Analysts were all over Apple for sidestepping Flash support when it introduced its iPad a week ago. How can the quintessential couch potato gadget not back the video platform that YouTube, Hulu, and countless other video-sharing sites rely on? The iPhone has a workaround -- serving up YouTube videos within a dedicated app -- but it's a common complaint as folks surf to sites with embedded Flash video content.

Why don't the iPhone and iPad support Flash? Apple suggests that the platform is a slow resource hog, especially on handheld devices. Adobe counters that Apple is simply trying to protect its proprietary platforms.

This may all become moot as website developers embrace HTML5 -- the next-gen webpage language that supports video playback within updated browsers.

This would be bad news for Flash, even if it's a huge moneymaker for Adobe.
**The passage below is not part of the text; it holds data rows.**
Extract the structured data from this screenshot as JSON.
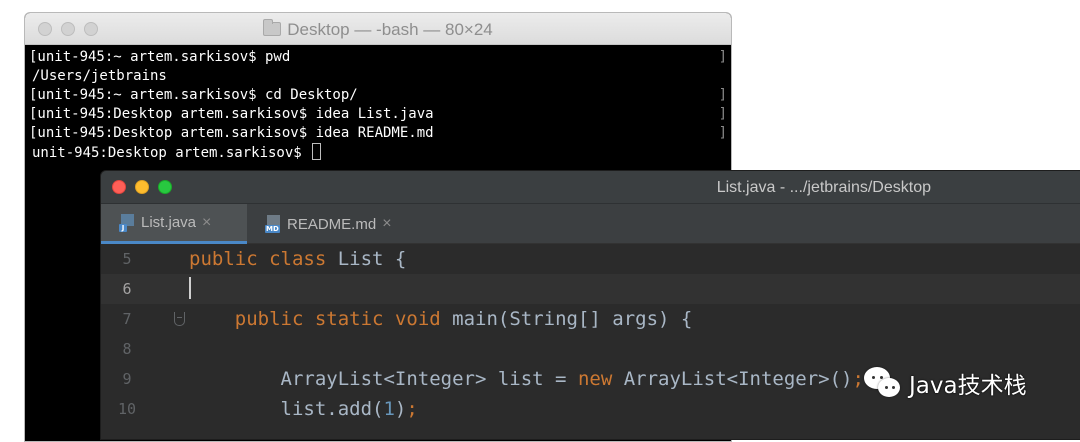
{
  "terminal": {
    "title": "Desktop — -bash — 80×24",
    "lines": [
      "[unit-945:~ artem.sarkisov$ pwd",
      "/Users/jetbrains",
      "[unit-945:~ artem.sarkisov$ cd Desktop/",
      "[unit-945:Desktop artem.sarkisov$ idea List.java",
      "[unit-945:Desktop artem.sarkisov$ idea README.md",
      "unit-945:Desktop artem.sarkisov$ "
    ]
  },
  "ide": {
    "title": "List.java - .../jetbrains/Desktop",
    "tabs": [
      {
        "label": "List.java",
        "icon": "java-file-icon",
        "active": true
      },
      {
        "label": "README.md",
        "icon": "markdown-file-icon",
        "active": false
      }
    ],
    "close_glyph": "×",
    "icon_badges": {
      "java": "J",
      "md": "MD"
    },
    "editor": {
      "lines": [
        {
          "number": "5",
          "tokens": [
            {
              "t": "public",
              "c": "kw"
            },
            {
              "t": " "
            },
            {
              "t": "class",
              "c": "kw"
            },
            {
              "t": " List {"
            }
          ]
        },
        {
          "number": "6",
          "tokens": [],
          "current": true,
          "caret": true
        },
        {
          "number": "7",
          "fold": true,
          "tokens": [
            {
              "t": "    "
            },
            {
              "t": "public",
              "c": "kw"
            },
            {
              "t": " "
            },
            {
              "t": "static",
              "c": "kw"
            },
            {
              "t": " "
            },
            {
              "t": "void",
              "c": "kw"
            },
            {
              "t": " main(String[] args) {"
            }
          ]
        },
        {
          "number": "8",
          "tokens": []
        },
        {
          "number": "9",
          "tokens": [
            {
              "t": "        ArrayList<Integer> list = "
            },
            {
              "t": "new",
              "c": "kw"
            },
            {
              "t": " ArrayList<Integer>()"
            },
            {
              "t": ";",
              "c": "kw"
            }
          ]
        },
        {
          "number": "10",
          "tokens": [
            {
              "t": "        list.add("
            },
            {
              "t": "1",
              "c": "num"
            },
            {
              "t": ")"
            },
            {
              "t": ";",
              "c": "kw"
            }
          ]
        }
      ]
    }
  },
  "watermark": {
    "text": "Java技术栈",
    "icon": "wechat-icon"
  }
}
It would certainly diminish Adobe's brand -- and that's something that the company behind Photoshop, Acrobat, and Dreamweaver can't necessarily afford.

Shares of Adobe have more than doubled since bottoming out last year. In other words, expectations are high.

Adobe hasn't lived up to those gains just yet. Revenue in its latest quarter fell 17%. Apologists will point to the 9% sequential uptick, but nearly half of that growth came from its recent Omniture acquisition.

Bulls believe that Adobe's fortunes will pick up as the economy improves, with IT departments and tech hobbyists upgrading their design and documentation software in droves.

Will they? Apple isn't the only company eating away at Adobe's good name. Microsoft (NASDAQ:MSFT) has XPS going after Adobe-authored PDF documents and Silverlight as a Flash alternative. Google (NASDAQ:GOOG) has primitive video-editing tools on YouTube and its Google Docs suite of cloud-computing apps will continue to broaden.

Diehard Adobe fans will laugh at these superficial jabs given the software company's in-depth offerings. I agree -- for now. However, evolution breeds irrelevance fairly quickly in these cloud-computing times.

If you don't believe me, let's dive into Adobe's financial expectations. Adobe earned $1.54 a share in non-GAAP earnings during fiscal 2009, with $2.95 billion perched on the top line. Analysts see the software developer earning $1.80 a share on $3.59 billion in revenue this year, before stepping up to a profit of $2.07 a share on $3.95 billion in fiscal 2011.

These may seem like healthy steps, but the 2009 and 2010 numbers are depressed. Adobe earned $2.07 a share in fiscal 2008 on $3.58 billion in revenue. In short, this three-year trip will find revenue climbing 10% (and lower, organically) and earnings essentially going nowhere. We're not even at the midpoint of this roundtrip to nowhere, yet the stock has doubled over the past year.

Good news
As I do every week, I don't talk down a stock unless I have three alternatives that I believe will outperform the company getting tossed. Let's go over three new fill-ins.

  • Intuit (NASDAQ:INTU) -- The software accounting giant recently began advertising its website service, offering hosting and easy Web design for as little as $4.99 a month. Dreamweaver pros have a right to laugh at Intuit's template-driven simplicity, but it works as a basic online presence. A simple Intuit site and a Constant Contact (NASDAQ:CTCT) opt-in email authoring platform will do just fine for many small businesses. Intuit's growth has also been more consistent than Adobe's spurts, and it's trading at just 14 times next year's projected profitability (versus a multiple of 16 for Adobe).

  • Apple -- If any company butts heads with Apple, I'll side with the Cupertino tastemakers nearly every time. Forget the iPad hype. In fact, Wall Street already has. Apple is selling enough iPhones and MacBooks these days to keep growing at a healthy clip.

  • Netflix (NASDAQ:NFLX) – Netflix is the only company to get premium online streaming right -- with nearly half of its 12.3 million subscribers as active Web viewers. Is the fact that CEO Reed Hastings sits on Microsoft's board the reason the company went with Silverlight over Adobe's Flash? It doesn't matter. Netflix is championing the delivery of rich media without Flash plug-ins. Coming off a monster quarter where revenue and earnings grew 24% and 36%, respectively, it's also earned its recessionary stripes (unlike Adobe).

Sorry, Adobe. Putting out Acrobat doesn't make you nimble.